NRK49F cells were treated with BI6727 for 24 h and homogenized. Cell extracts were immunoprecipitated with rat anti-ATP6V1A antibody (Abcam, ab199326, UK) and protein A/G agarose beads (Bimake, TX, B23201, USA). Then, the precipitates were analyzed by Western blotting with rabbit p-Serine (p-Ser) (Santa Cruz Biotechnology, sc-81514, CA, USA) and p-Threonine (p-Thr) antibodies (Santa Cruz Biotechnology, sc-5267, CA, USA).

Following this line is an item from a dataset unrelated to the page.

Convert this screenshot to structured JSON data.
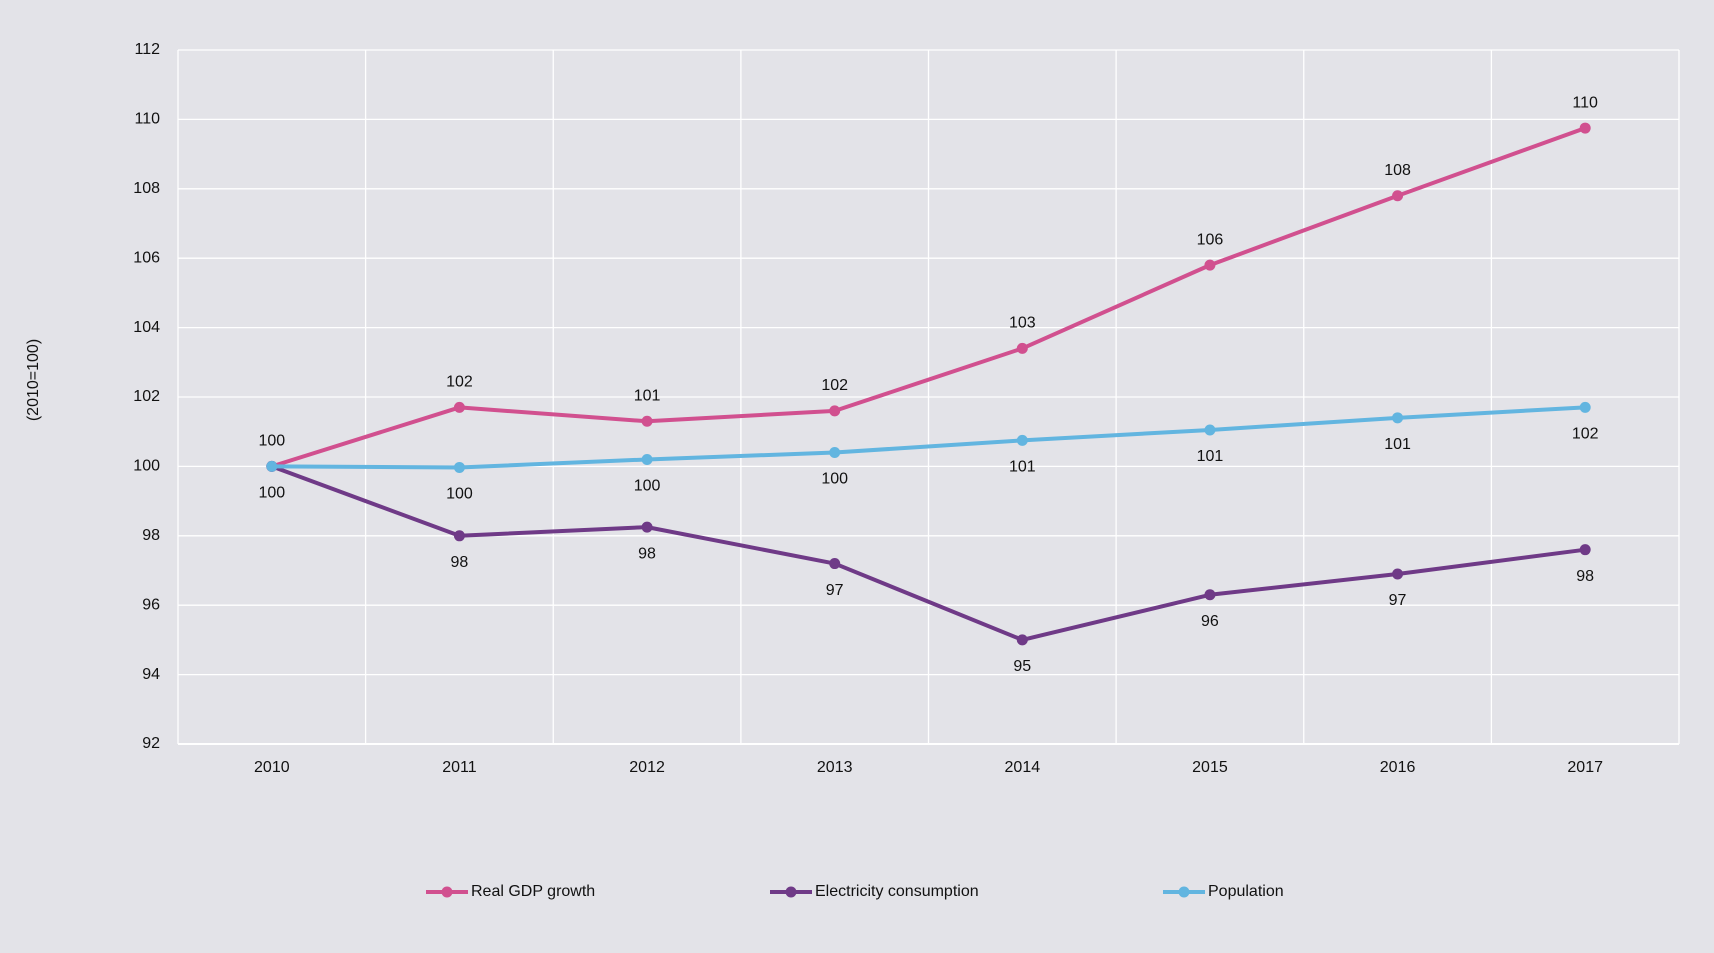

NRK49F cells were treated with BI6727 or Plk1 siRNA for 24–48 h. The number of cells was more than 106 per well. Cell culture medium was discarded, and cells were digested with trypsin (appropriate amount of FBS was added to terminate digestion), Then equal volume electron microscope fixative was added to cells for 5 min. Cell suspension was transferred into 1.5 ml sharp bottom EP tube and centrifuged at 800–1200 rpm for 3 min to precipitate cells into clusters. Fresh electron microscope fixative were added and cells were kept at room temperature for more than 30 min. Cell sections were finally analyzed using transmission electron microscope.
Data depicted in the graphs were represented as means±standard error of mean (SEM) for each group. Multiple group comparison was made using one-way analysis of variance (ANOVA). The differences between the two groups were determined by Student’s t test. Statistically significant differences were detected between mean values in each graph. P < 0.05 showed significant difference. The statistical analyses were conducted by using GraphPad (Prism 7).